In Module 01, the lesson to internalize is one-writer-per-path, not precedence tricks.

Evidence routes for wildcard problems

When wildcard behavior feels confusing, these commands help most:

snakemake -n
snakemake --rulegraph | dot -Tpdf > rulegraph.pdf
snakemake --summary

Use them to answer:

  • which rule is being chosen
  • whether more than one rule could claim the same file
  • which outputs each rule actually owns in practice

If the ownership story is still vague after that, the pattern design probably needs work.

A strong explanation sounds like this

Weak explanation:

the wildcard is weird.

Stronger explanation:

the output pattern results/{x}.txt is too broad because two rules can claim results/test.txt, so the workflow has ambiguous ownership for that path.

Or:

the pattern results/{sample}.{kind}.txt allows filenames with dots to bind in multiple plausible ways, so the path design does not communicate ownership clearly enough.

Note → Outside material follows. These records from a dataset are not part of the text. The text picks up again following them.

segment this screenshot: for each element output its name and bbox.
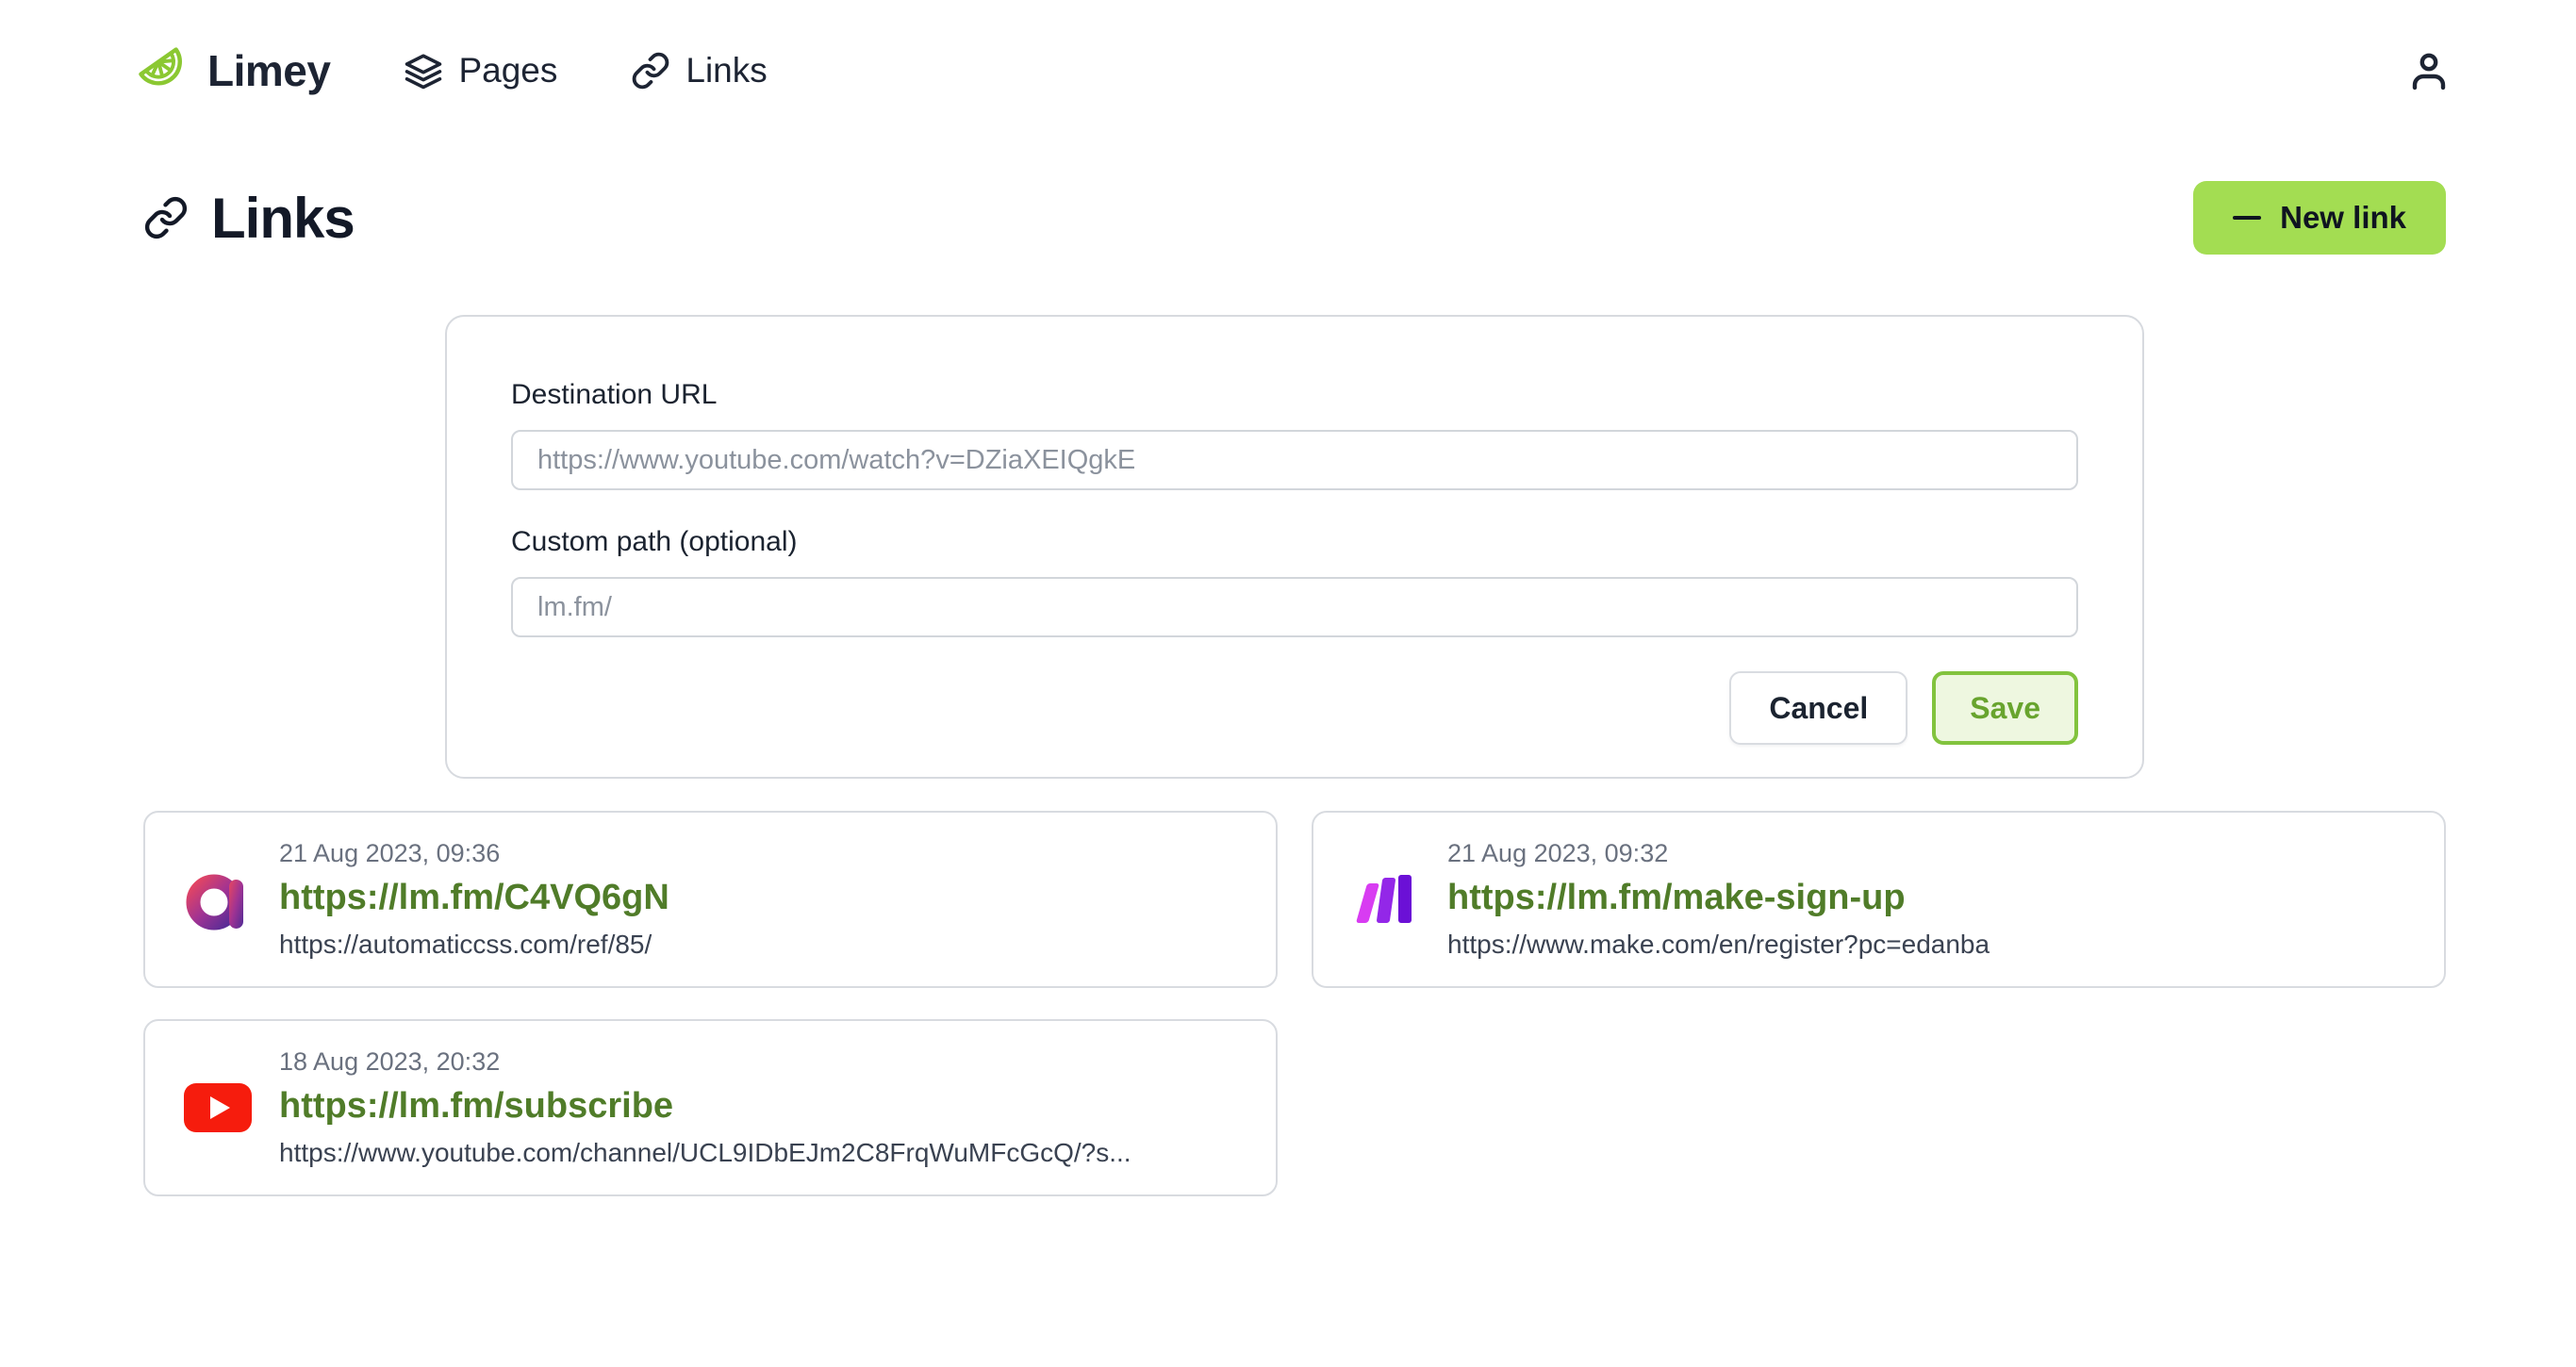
destination-url-field-group: Destination URL (511, 379, 2078, 490)
page-header: Links New link (143, 181, 2446, 255)
cancel-button[interactable]: Cancel (1729, 671, 1907, 745)
brand-logo[interactable]: Limey (132, 41, 330, 100)
make-icon (1351, 874, 1421, 925)
youtube-icon (183, 1083, 253, 1132)
short-url-link[interactable]: https://lm.fm/C4VQ6gN (279, 878, 669, 918)
page-title-wrap: Links (143, 186, 355, 251)
destination-url-input[interactable] (511, 430, 2078, 490)
save-button[interactable]: Save (1932, 671, 2078, 745)
nav-item-pages[interactable]: Pages (404, 51, 557, 91)
link-card-text: 21 Aug 2023, 09:32 https://lm.fm/make-si… (1447, 839, 1990, 960)
link-card-text: 21 Aug 2023, 09:36 https://lm.fm/C4VQ6gN… (279, 839, 669, 960)
link-card-automaticcss[interactable]: 21 Aug 2023, 09:36 https://lm.fm/C4VQ6gN… (143, 811, 1278, 988)
new-link-button-label: New link (2280, 200, 2406, 236)
lime-slice-icon (132, 41, 190, 100)
minus-icon (2233, 216, 2261, 220)
nav-item-label: Links (685, 51, 767, 91)
new-link-form: Destination URL Custom path (optional) C… (445, 315, 2144, 779)
link-card-text: 18 Aug 2023, 20:32 https://lm.fm/subscri… (279, 1047, 1131, 1168)
short-url-link[interactable]: https://lm.fm/subscribe (279, 1086, 673, 1127)
links-list: 21 Aug 2023, 09:36 https://lm.fm/C4VQ6gN… (143, 811, 2446, 1196)
destination-url-text: https://automaticcss.com/ref/85/ (279, 930, 669, 960)
link-icon (631, 51, 670, 91)
destination-url-label: Destination URL (511, 379, 2078, 411)
link-created-date: 18 Aug 2023, 20:32 (279, 1047, 1131, 1077)
nav-item-links[interactable]: Links (631, 51, 767, 91)
form-actions: Cancel Save (511, 671, 2078, 745)
user-account-button[interactable] (2406, 48, 2452, 93)
layers-icon (404, 51, 443, 91)
new-link-button[interactable]: New link (2193, 181, 2446, 255)
destination-url-text: https://www.make.com/en/register?pc=edan… (1447, 930, 1990, 960)
nav-items: Pages Links (404, 51, 767, 91)
automaticcss-icon (183, 865, 253, 934)
link-created-date: 21 Aug 2023, 09:36 (279, 839, 669, 868)
link-created-date: 21 Aug 2023, 09:32 (1447, 839, 1990, 868)
top-nav: Limey Pages Links (0, 0, 2576, 100)
custom-path-label: Custom path (optional) (511, 526, 2078, 558)
custom-path-input[interactable] (511, 577, 2078, 637)
main-content: Links New link Destination URL Custom pa… (0, 181, 2576, 1196)
short-url-link[interactable]: https://lm.fm/make-sign-up (1447, 878, 1906, 918)
custom-path-field-group: Custom path (optional) (511, 526, 2078, 637)
user-icon (2406, 48, 2452, 93)
destination-url-text: https://www.youtube.com/channel/UCL9IDbE… (279, 1138, 1131, 1168)
link-card-youtube[interactable]: 18 Aug 2023, 20:32 https://lm.fm/subscri… (143, 1019, 1278, 1196)
link-card-make[interactable]: 21 Aug 2023, 09:32 https://lm.fm/make-si… (1312, 811, 2446, 988)
link-icon (143, 195, 189, 240)
nav-item-label: Pages (458, 51, 557, 91)
page-title: Links (211, 186, 355, 251)
brand-name: Limey (207, 45, 330, 96)
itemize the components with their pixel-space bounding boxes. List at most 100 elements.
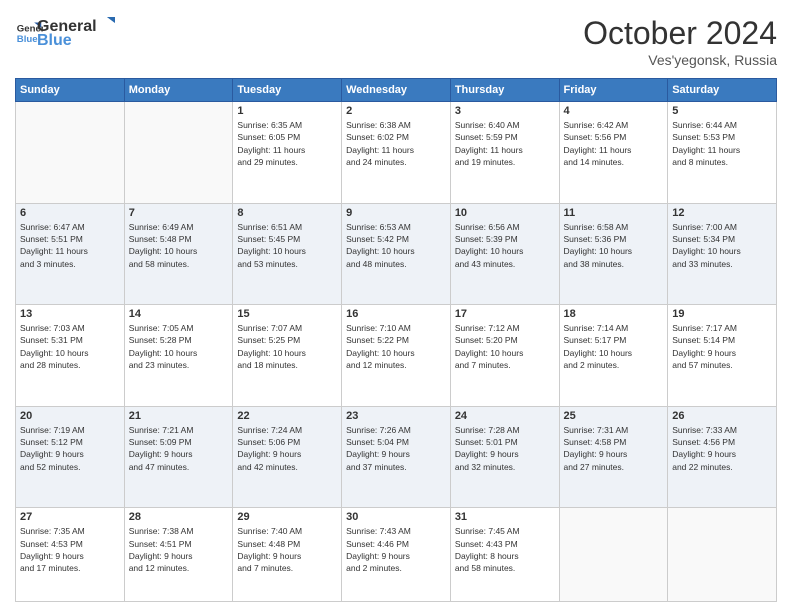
day-info: Sunrise: 6:42 AMSunset: 5:56 PMDaylight:… — [564, 119, 664, 168]
day-info: Sunrise: 6:47 AMSunset: 5:51 PMDaylight:… — [20, 221, 120, 270]
day-number: 4 — [564, 105, 664, 117]
table-row — [668, 508, 777, 602]
table-row: 2 Sunrise: 6:38 AMSunset: 6:02 PMDaylight… — [342, 102, 451, 204]
table-row: 29 Sunrise: 7:40 AMSunset: 4:48 PMDayligh… — [233, 508, 342, 602]
table-row: 24 Sunrise: 7:28 AMSunset: 5:01 PMDayligh… — [450, 406, 559, 508]
day-info: Sunrise: 7:03 AMSunset: 5:31 PMDaylight:… — [20, 322, 120, 371]
calendar-table: Sunday Monday Tuesday Wednesday Thursday… — [15, 78, 777, 602]
day-info: Sunrise: 6:35 AMSunset: 6:05 PMDaylight:… — [237, 119, 337, 168]
day-number: 26 — [672, 410, 772, 422]
header-wednesday: Wednesday — [342, 79, 451, 102]
day-info: Sunrise: 7:14 AMSunset: 5:17 PMDaylight:… — [564, 322, 664, 371]
day-number: 20 — [20, 410, 120, 422]
day-number: 2 — [346, 105, 446, 117]
header-friday: Friday — [559, 79, 668, 102]
table-row: 1 Sunrise: 6:35 AMSunset: 6:05 PMDaylight… — [233, 102, 342, 204]
table-row — [16, 102, 125, 204]
logo-bird-icon — [97, 15, 115, 31]
table-row — [559, 508, 668, 602]
day-info: Sunrise: 6:40 AMSunset: 5:59 PMDaylight:… — [455, 119, 555, 168]
day-number: 21 — [129, 410, 229, 422]
day-number: 25 — [564, 410, 664, 422]
day-info: Sunrise: 7:07 AMSunset: 5:25 PMDaylight:… — [237, 322, 337, 371]
title-block: October 2024 Ves'yegonsk, Russia — [583, 15, 777, 68]
table-row: 13 Sunrise: 7:03 AMSunset: 5:31 PMDayligh… — [16, 305, 125, 407]
day-info: Sunrise: 7:12 AMSunset: 5:20 PMDaylight:… — [455, 322, 555, 371]
day-number: 6 — [20, 207, 120, 219]
day-info: Sunrise: 7:35 AMSunset: 4:53 PMDaylight:… — [20, 525, 120, 574]
day-number: 16 — [346, 308, 446, 320]
day-info: Sunrise: 7:31 AMSunset: 4:58 PMDaylight:… — [564, 424, 664, 473]
location: Ves'yegonsk, Russia — [583, 52, 777, 68]
day-number: 5 — [672, 105, 772, 117]
day-info: Sunrise: 7:38 AMSunset: 4:51 PMDaylight:… — [129, 525, 229, 574]
day-info: Sunrise: 7:28 AMSunset: 5:01 PMDaylight:… — [455, 424, 555, 473]
day-info: Sunrise: 7:05 AMSunset: 5:28 PMDaylight:… — [129, 322, 229, 371]
day-info: Sunrise: 7:43 AMSunset: 4:46 PMDaylight:… — [346, 525, 446, 574]
day-number: 18 — [564, 308, 664, 320]
day-info: Sunrise: 7:21 AMSunset: 5:09 PMDaylight:… — [129, 424, 229, 473]
day-info: Sunrise: 6:49 AMSunset: 5:48 PMDaylight:… — [129, 221, 229, 270]
day-info: Sunrise: 7:26 AMSunset: 5:04 PMDaylight:… — [346, 424, 446, 473]
day-number: 29 — [237, 511, 337, 523]
table-row: 21 Sunrise: 7:21 AMSunset: 5:09 PMDayligh… — [124, 406, 233, 508]
table-row: 8 Sunrise: 6:51 AMSunset: 5:45 PMDaylight… — [233, 203, 342, 305]
day-info: Sunrise: 7:10 AMSunset: 5:22 PMDaylight:… — [346, 322, 446, 371]
page-header: General Blue General Blue October 2024 V… — [15, 15, 777, 68]
table-row: 25 Sunrise: 7:31 AMSunset: 4:58 PMDayligh… — [559, 406, 668, 508]
day-number: 27 — [20, 511, 120, 523]
day-number: 13 — [20, 308, 120, 320]
day-number: 3 — [455, 105, 555, 117]
day-number: 28 — [129, 511, 229, 523]
day-number: 31 — [455, 511, 555, 523]
table-row: 19 Sunrise: 7:17 AMSunset: 5:14 PMDayligh… — [668, 305, 777, 407]
table-row: 12 Sunrise: 7:00 AMSunset: 5:34 PMDayligh… — [668, 203, 777, 305]
day-number: 22 — [237, 410, 337, 422]
table-row: 10Sunrise: 6:56 AMSunset: 5:39 PMDayligh… — [450, 203, 559, 305]
day-number: 12 — [672, 207, 772, 219]
day-number: 11 — [564, 207, 664, 219]
table-row — [124, 102, 233, 204]
header-sunday: Sunday — [16, 79, 125, 102]
day-info: Sunrise: 6:51 AMSunset: 5:45 PMDaylight:… — [237, 221, 337, 270]
table-row: 11 Sunrise: 6:58 AMSunset: 5:36 PMDayligh… — [559, 203, 668, 305]
table-row: 14 Sunrise: 7:05 AMSunset: 5:28 PMDayligh… — [124, 305, 233, 407]
day-info: Sunrise: 7:17 AMSunset: 5:14 PMDaylight:… — [672, 322, 772, 371]
table-row: 15 Sunrise: 7:07 AMSunset: 5:25 PMDayligh… — [233, 305, 342, 407]
table-row: 18 Sunrise: 7:14 AMSunset: 5:17 PMDayligh… — [559, 305, 668, 407]
day-info: Sunrise: 6:56 AMSunset: 5:39 PMDaylight:… — [455, 221, 555, 270]
day-number: 19 — [672, 308, 772, 320]
table-row: 23 Sunrise: 7:26 AMSunset: 5:04 PMDayligh… — [342, 406, 451, 508]
day-number: 30 — [346, 511, 446, 523]
day-number: 7 — [129, 207, 229, 219]
day-number: 15 — [237, 308, 337, 320]
header-thursday: Thursday — [450, 79, 559, 102]
header-monday: Monday — [124, 79, 233, 102]
day-info: Sunrise: 7:00 AMSunset: 5:34 PMDaylight:… — [672, 221, 772, 270]
svg-text:Blue: Blue — [17, 33, 38, 44]
day-info: Sunrise: 7:33 AMSunset: 4:56 PMDaylight:… — [672, 424, 772, 473]
table-row: 30 Sunrise: 7:43 AMSunset: 4:46 PMDayligh… — [342, 508, 451, 602]
table-row: 7 Sunrise: 6:49 AMSunset: 5:48 PMDaylight… — [124, 203, 233, 305]
day-number: 23 — [346, 410, 446, 422]
table-row: 9Sunrise: 6:53 AMSunset: 5:42 PMDaylight… — [342, 203, 451, 305]
day-info: Sunrise: 6:38 AMSunset: 6:02 PMDaylight:… — [346, 119, 446, 168]
day-info: Sunrise: 6:58 AMSunset: 5:36 PMDaylight:… — [564, 221, 664, 270]
day-number: 14 — [129, 308, 229, 320]
table-row: 28 Sunrise: 7:38 AMSunset: 4:51 PMDayligh… — [124, 508, 233, 602]
table-row: 16 Sunrise: 7:10 AMSunset: 5:22 PMDayligh… — [342, 305, 451, 407]
logo-blue: Blue — [37, 32, 115, 50]
table-row: 20 Sunrise: 7:19 AMSunset: 5:12 PMDayligh… — [16, 406, 125, 508]
day-number: 9 — [346, 207, 446, 219]
day-info: Sunrise: 7:40 AMSunset: 4:48 PMDaylight:… — [237, 525, 337, 574]
day-number: 8 — [237, 207, 337, 219]
table-row: 17Sunrise: 7:12 AMSunset: 5:20 PMDayligh… — [450, 305, 559, 407]
day-number: 1 — [237, 105, 337, 117]
calendar-header-row: Sunday Monday Tuesday Wednesday Thursday… — [16, 79, 777, 102]
table-row: 3 Sunrise: 6:40 AMSunset: 5:59 PMDaylight… — [450, 102, 559, 204]
day-info: Sunrise: 7:45 AMSunset: 4:43 PMDaylight:… — [455, 525, 555, 574]
day-number: 24 — [455, 410, 555, 422]
table-row: 4 Sunrise: 6:42 AMSunset: 5:56 PMDaylight… — [559, 102, 668, 204]
day-info: Sunrise: 7:19 AMSunset: 5:12 PMDaylight:… — [20, 424, 120, 473]
month-title: October 2024 — [583, 15, 777, 52]
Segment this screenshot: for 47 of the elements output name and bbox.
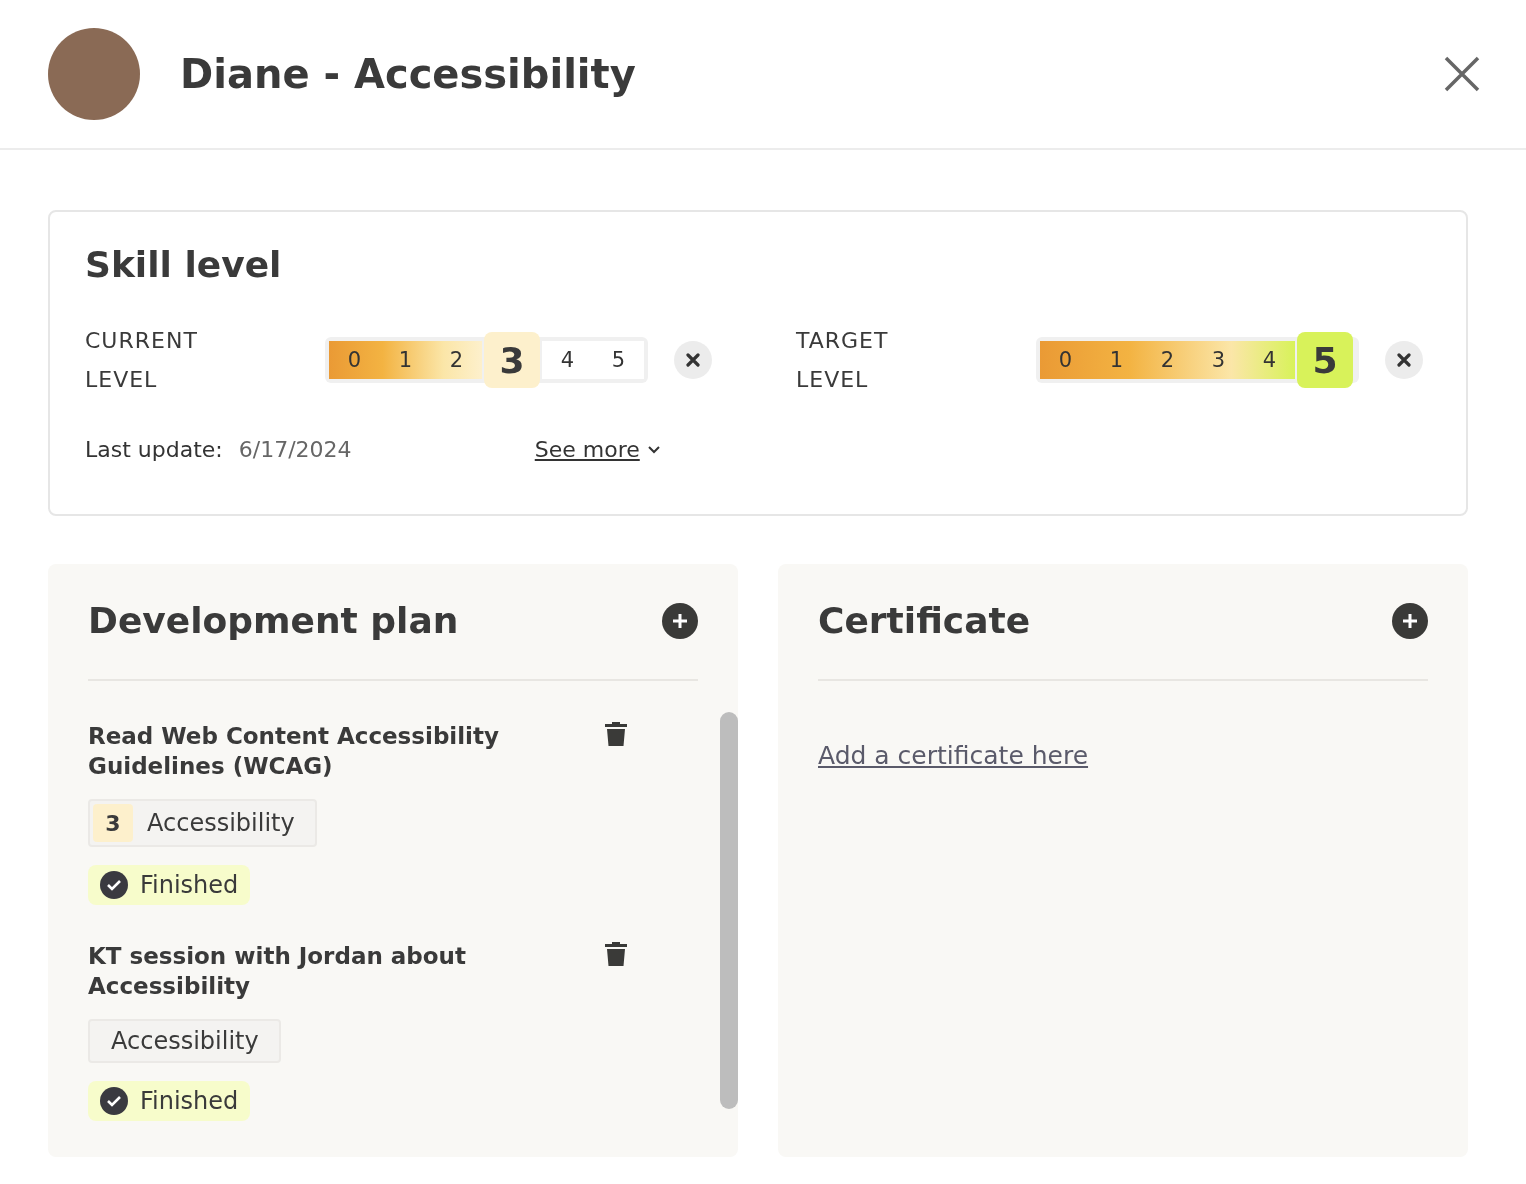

Those explanations are specific enough to guide repair.

Failure signatures worth recognizing

"Snakemake says two rules are ambiguous for one file"

That means the file-ownership design is unclear, not merely the regex.

"The wildcard seems to swallow too much of the filename"

That usually means the path pattern is too loose for the artifact naming scheme.

"A generated target looks valid syntactically but should never exist logically"

That often means expansion and real data discovery have drifted apart.

"I can make it work if I guess the right filename pattern"

That is a sign the path contract is not teaching the reader enough.

What this page wants you to remember

Wildcards are not primarily about braces. They are about ownership of filename shapes.

If you can answer these three questions, your wildcard reasoning is already much stronger:

  1. what concrete target is being matched
  2. how the wildcard binds to that target
  3. whether any other rule could claim the same path

That is the beginner-level discipline that prevents a lot of later pain.